- 2008 DVD cover
- Directed by: Pierre de Moro Giafferi
- Written by: Mark Miller
- Produced by: Laurette de Moro Giafferi
- Starring: Mark Miller; Slim Pickens; Barbara Stanger;
- Release date: 1981;
- Running time: 90 minutes
- Country: United States
- Language: English

= Christmas Mountain =

1981 film

Christmas Mountain: The Story of a Cowboy Angel is a 1981 Western film about the true meaning of the Christmas spirit. Starring Mark Miller of Savannah Smiles and Slim Pickens in one of his final roles, the film was originally produced and released in 1981. The original 16MM master was then lost for 20 years. Jack Evans, a partner and financier of the original film, eventually regained possession of the master.

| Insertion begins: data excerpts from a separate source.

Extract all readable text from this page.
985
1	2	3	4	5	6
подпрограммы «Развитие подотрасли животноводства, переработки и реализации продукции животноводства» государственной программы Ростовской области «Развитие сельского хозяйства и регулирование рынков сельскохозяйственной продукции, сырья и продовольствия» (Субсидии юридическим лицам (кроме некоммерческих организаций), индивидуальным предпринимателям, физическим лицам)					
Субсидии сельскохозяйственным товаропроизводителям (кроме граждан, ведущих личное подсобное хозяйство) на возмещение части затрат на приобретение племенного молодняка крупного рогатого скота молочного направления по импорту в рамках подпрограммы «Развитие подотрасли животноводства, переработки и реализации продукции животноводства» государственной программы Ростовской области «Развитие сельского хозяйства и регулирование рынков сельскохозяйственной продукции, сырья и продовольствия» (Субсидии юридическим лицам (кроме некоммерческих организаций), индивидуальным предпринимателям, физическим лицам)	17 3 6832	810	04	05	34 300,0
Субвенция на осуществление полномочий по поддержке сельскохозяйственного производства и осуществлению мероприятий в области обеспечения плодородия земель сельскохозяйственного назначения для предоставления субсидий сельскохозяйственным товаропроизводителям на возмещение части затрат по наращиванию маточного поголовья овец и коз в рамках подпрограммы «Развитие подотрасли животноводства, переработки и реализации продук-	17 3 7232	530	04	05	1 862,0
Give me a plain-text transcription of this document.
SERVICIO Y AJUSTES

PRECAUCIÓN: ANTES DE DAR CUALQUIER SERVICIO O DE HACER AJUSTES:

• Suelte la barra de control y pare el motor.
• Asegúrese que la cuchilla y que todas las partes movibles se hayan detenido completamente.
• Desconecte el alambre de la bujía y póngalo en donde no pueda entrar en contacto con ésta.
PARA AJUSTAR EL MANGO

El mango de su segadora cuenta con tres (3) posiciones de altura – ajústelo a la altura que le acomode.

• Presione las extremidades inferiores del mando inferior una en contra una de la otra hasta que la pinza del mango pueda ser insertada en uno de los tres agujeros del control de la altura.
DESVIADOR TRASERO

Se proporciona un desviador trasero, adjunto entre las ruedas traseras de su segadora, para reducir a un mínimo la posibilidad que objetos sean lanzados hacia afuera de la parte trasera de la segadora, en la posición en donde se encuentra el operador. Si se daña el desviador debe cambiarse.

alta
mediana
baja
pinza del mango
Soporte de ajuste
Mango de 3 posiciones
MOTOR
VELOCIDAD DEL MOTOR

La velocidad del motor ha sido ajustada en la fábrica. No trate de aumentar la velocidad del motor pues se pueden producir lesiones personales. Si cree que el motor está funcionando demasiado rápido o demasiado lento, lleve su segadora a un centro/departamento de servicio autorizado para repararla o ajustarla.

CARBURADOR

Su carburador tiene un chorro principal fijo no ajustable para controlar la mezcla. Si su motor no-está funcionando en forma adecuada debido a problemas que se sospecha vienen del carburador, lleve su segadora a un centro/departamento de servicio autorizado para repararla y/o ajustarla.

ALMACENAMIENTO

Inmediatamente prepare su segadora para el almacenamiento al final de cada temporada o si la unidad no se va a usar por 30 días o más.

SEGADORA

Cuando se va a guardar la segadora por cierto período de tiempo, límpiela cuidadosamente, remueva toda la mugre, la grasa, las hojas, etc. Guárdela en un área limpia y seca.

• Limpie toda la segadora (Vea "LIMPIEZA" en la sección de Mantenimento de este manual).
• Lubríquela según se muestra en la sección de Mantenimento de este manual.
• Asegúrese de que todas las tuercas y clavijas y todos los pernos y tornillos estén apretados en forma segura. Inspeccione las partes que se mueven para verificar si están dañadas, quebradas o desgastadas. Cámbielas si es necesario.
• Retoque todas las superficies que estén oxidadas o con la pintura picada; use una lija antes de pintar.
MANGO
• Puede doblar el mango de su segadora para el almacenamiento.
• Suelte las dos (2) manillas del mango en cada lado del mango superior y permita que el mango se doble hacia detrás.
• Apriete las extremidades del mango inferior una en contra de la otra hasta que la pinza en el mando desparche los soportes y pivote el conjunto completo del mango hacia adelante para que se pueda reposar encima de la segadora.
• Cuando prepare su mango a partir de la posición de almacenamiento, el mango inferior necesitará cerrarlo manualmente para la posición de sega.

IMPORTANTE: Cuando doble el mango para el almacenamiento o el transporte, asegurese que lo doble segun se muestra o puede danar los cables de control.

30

It was digitally remastered by Victory Studios of Los Angeles in 2008, and is now available on DVD.

A review of the original release in The New York Times said, "This heartwarming Christmas tale contains a western twist as it tells the tale of a heavenly cowpoke who rides down to earth to ride herd on a few people in need of some miracles."

==Cast==
- Mark Miller as Gabe Sweet
- Slim Pickens as the cowboy angel
- Barbara Stanger as Teresa

==Production==
Parts of the film were shot in Utah County and Salt Lake City, Utah.